アブラヤシプランテーション開発の作付面積は、とくに河川周辺の肥沃な土地は、猛烈な勢いで開発が進んでいます。1984年にたった2.2%、約16万ヘクタールだったアブラヤシプランテーションが、84年から94年までで、年率10%、年間増加約3万ヘクタールにのぼります。94年から2004年までの増加も、年率ほぼ10%、7万1,000ヘクタールです。東京都23区が6万haですので、それに匹敵する面積が毎年アブラヤシプランテーションに変わっています。2004年から2006年までの統計によると3.1%と、かなりスピードが落ちています。もう開発する余地がかなり少なくなった証拠だと思います。それでもまだ年間3万7,000ヘクタールの森が切られ、アブラヤシプランテーションに変わっています。現在はトータルで州の17%、124万ヘクタールがアブラヤシプランテーションとなっています。

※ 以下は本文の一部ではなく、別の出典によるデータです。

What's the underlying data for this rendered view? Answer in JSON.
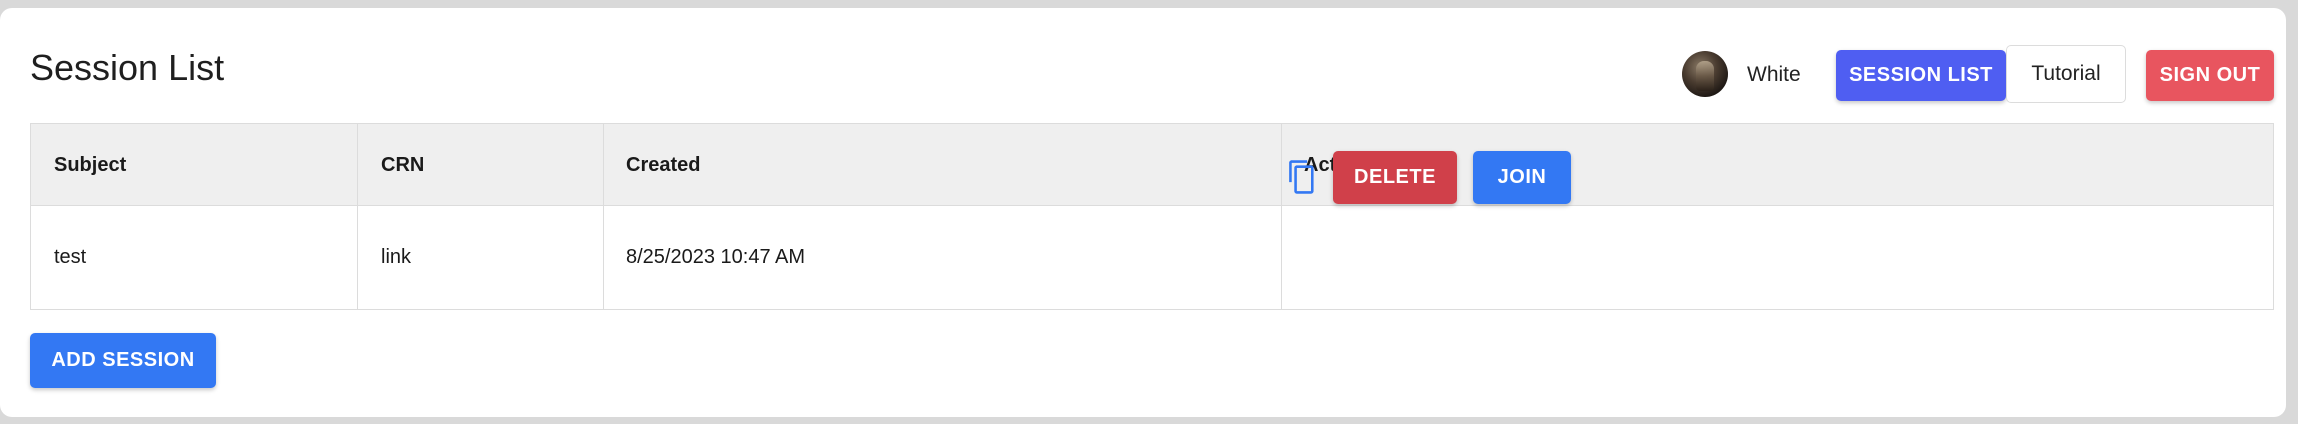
{
  "page_title": "Session List",
  "header": {
    "user_name": "White",
    "session_list_label": "SESSION LIST",
    "tutorial_label": "Tutorial",
    "sign_out_label": "SIGN OUT"
  },
  "table": {
    "columns": [
      "Subject",
      "CRN",
      "Created",
      "Action"
    ],
    "rows": [
      {
        "subject": "test",
        "crn": "link",
        "created": "8/25/2023 10:47 AM",
        "delete_label": "DELETE",
        "join_label": "JOIN"
      }
    ]
  },
  "add_session_label": "ADD SESSION",
  "colors": {
    "primary": "#3378f3",
    "session_list": "#4f5ef2",
    "danger": "#d0404a",
    "sign_out": "#e8555f"
  },
  "icons": {
    "copy": "copy-icon",
    "avatar": "avatar"
  }
}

急速な開発の中でもサバ州政府は、多様性保全を達成するために保護区ネットワークの確立に懸命に努力しています。州面積の15%が保護区として設立され、開発圧力から守っています。この地図で見ていただいたらわかるように、保護区は全部隔離され、生態系が繋がっていないのが現状です。生態系の連続性、生物多様性保全のなかでも生態系の多様性をもっとも重要視していますが、それが確立できているとはいえない状況です。